POLITIK

KPU Pastikan DPT Ganda Selesai 1,5 Bulan

×

KPU Pastikan DPT Ganda Selesai 1,5 Bulan

Sebarkan artikel ini

JAKARTA– Komisi Pemilihan Umum (KPU) RI mengapresiasi masukan dan saran semua pihak yang sudah ikut berpartisipasi mengawasi hasil pendataan Daftar Pemilih Tetap (DPT) untuk Pemilu 2019. Komisioner KPU RI Pramono U Tanthowi menilai, masukan dan saran semua pihak, baik dari Bawaslu, elemen masyarakat, Partai Politik peserta pemilu 2019, menjadi bahan pertimbangan KPU. Bahkan, Ia menegaskan KPU RI sangat terbuka untuk menerima saran dan masukan. “Kita sangat terbuka untuk menerima masukan-masukan itu,” ungkap Komisioner KPU RI Pramono U Tanthowi di Cirebon, Rabu (26/9)

“Kita terbuka untuk menerima masukan dari Bawaslu, Partai Politik.
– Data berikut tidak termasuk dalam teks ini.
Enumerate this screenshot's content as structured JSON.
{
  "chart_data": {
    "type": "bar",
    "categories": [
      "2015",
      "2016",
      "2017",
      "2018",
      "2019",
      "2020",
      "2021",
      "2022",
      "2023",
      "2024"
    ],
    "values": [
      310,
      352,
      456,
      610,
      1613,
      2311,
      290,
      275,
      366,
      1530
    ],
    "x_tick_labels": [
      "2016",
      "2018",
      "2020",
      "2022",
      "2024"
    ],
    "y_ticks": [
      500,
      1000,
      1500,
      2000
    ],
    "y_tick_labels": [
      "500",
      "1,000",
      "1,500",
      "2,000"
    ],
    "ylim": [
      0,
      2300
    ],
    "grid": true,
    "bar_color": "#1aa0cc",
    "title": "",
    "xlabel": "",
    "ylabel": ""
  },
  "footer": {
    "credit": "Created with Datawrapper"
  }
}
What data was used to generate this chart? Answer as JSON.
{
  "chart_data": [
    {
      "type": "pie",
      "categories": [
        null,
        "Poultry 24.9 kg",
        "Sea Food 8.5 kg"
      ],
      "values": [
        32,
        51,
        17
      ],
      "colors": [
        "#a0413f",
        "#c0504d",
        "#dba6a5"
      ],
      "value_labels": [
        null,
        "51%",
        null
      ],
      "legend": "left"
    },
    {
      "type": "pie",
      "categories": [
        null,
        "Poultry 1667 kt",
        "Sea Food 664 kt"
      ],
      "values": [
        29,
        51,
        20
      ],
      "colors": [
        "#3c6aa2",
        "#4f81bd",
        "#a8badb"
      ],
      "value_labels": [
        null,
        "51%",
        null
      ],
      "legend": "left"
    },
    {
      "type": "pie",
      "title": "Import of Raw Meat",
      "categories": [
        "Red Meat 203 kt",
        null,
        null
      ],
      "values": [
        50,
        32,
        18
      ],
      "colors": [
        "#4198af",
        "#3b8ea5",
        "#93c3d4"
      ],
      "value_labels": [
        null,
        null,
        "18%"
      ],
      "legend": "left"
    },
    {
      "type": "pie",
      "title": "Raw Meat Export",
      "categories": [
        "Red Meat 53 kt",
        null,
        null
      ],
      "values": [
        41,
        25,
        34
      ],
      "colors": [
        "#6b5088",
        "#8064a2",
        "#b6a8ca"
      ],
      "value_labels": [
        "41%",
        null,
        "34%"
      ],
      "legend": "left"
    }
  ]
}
Jika ditemukan data ganda atau warga yang belum masuk dalam DPT,” tambahnya.

Bank bjb Tandamata

Sebelumnya, KPU RI telah menetapkan DPT sesuai hasil verifikasi dan validasi badan penyelenggara pemilu tingkat Provinsi dan Kabupaten/Kota. Namun, akhirnya atas masukan dari Bawaslu dan Parpol, DPT akan dilakukan perbaikan ulang (pencermatan). Berdasarkan kesepakatan, antara Bawaslu RI dan Kemendagri dengan dihadiri Komisi II DPR RI dan perwakilan Parpol, DPT akan divalidasi ulang (pencermatan) selama 2 bulan ke depan. “Ini kan kita masih punya waktu 1,5 bulan lagi. Kemarin kan disepakati 2 bulan. Kita masih melakukan penyisiran di tingkat provinsi Kabupaten/Kota,” kata Ia

Menurutnya, data ganda itu terbagi 2 jenis. Ada data identik ganda, ada juga data berpotensi ganda. Kalau yang dimaksud data berpotensi ganda, maka pencermatannya langsung ke lapangan. Sebab, akan secara otomatis terlihat dalam sistem. “Jadi data-data itu tidak serta merta langsung di eksekusi oleh KPU, tetapi diterima lalu dichek dengan sistem kita. Dan dari sistem itu akan ketahuan, ini benar-benar ganda identik atau berpotensi,” paparnya.

Berbeda dengan data identik ganda, sangat mudah diketahui. Data identik itu setidaknya dapat dilihat dari 9 elemen (hal), yaitu Nomor Kartu Keluarga, NIK, Nama, Tanggal Lahir, Tempat Lahir, Jenis Kelamin, Jenis Disabilitas, dan lain-lain. “Identik itu bila 9 elemen yang ada di DPT itu sama,” jelasnya.

Begitu pula, jika yang sama hanya beberapa elemen saja, misalnya ada 3-4 dari 9 elemen saja yang sama, maka KPU melakukan croschek (pencermatan) ke lapangan. Dan itu yang disebut dengan berpotensi ganda. “Nah kalau yang potensi ini, kita lakukan ke lapangan kita cek orang nya benar ganda atau tidak,” tandasnya.